Customers appreciate a proactive approach. When you offer solutions to their problems before they ask, you build the foundation of a long-term relationship.
Provide Contextual Information to Sales
Ease of information access is a must to create thorough account plans. If sales has to search various systems, call marketing and ask sales-ops to run reports in order to obtain information, they may never get the full picture. Account plans and tactics will be based on stale and incomplete data as a result.
Teams need access to current, consolidated and clean information that relates to the context of account objectives. Account executives want a purpose-built, data-driven application to bring all this information — such as account profiles, engagement, hierarchies and relationships — together in a single, easy-to-use interface. When sales has access to this contextual information, meaningful conversations with the customer become possible.
Account profile information should also present insights such as business value, churn probability and credit risk. Any insights that make sales go to a separate system reduce sales efficiency and effectiveness. Sales can take action when accurate account insights are presented in the context of strategy planning or tactical execution.

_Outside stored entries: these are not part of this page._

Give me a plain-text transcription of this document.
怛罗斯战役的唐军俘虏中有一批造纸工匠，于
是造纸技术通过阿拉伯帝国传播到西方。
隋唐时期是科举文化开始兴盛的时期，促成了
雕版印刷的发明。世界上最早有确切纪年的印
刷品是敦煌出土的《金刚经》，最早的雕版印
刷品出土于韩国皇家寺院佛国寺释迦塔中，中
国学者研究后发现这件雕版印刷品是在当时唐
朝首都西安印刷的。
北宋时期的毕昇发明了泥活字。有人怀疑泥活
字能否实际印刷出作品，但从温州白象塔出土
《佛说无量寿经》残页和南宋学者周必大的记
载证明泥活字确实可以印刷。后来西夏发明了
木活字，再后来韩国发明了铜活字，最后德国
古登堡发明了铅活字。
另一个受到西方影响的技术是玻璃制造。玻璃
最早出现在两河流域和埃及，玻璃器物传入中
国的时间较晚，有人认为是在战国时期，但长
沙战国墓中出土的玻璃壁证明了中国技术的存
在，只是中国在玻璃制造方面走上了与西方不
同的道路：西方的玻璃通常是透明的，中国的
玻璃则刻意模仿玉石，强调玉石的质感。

Make Intelligent Recommendations to Guide Engagement
Account information can overwhelm account managers. And each manager accesses, processes and leverages information at varying skill levels. Different managers may take different actions based on the same information.
Figuring out the right move, at the right time, for the right account and delivering on these consistently determines the experience quality. Inconsistent service, responses or offers raise red flags in your target accounts. Using machine learning and predictive analytics to process account information and provide intelligent recommendations to your sales teams not only helps with timely data-driven engagement but also drives consistent customer interactions.
An account-based strategy is about understanding the company and its mission, and your contacts and their motivations. It’s about building a partnership and consultative relationship with the customer.
Modern data management plays a vital role in operationalizing account-based strategies.
It brings together all customer and account data from internal, external, social and third-party sources and matches and merges the data to create complete account profiles. It also establishes many-to-many relationships between contacts, accounts, products and locations using graph technology. This relationship graph not only helps to unearth product gaps, and up-sell opportunities, but also allows companies to understand the influence of key stakeholders in the accounts.
When the client knows you understand them and offer relevant solutions to their business problems, it builds trust. With an account-based approach, you can help customers reach their goals quickly and efficiently. However, it's only possible if you understand your customer well.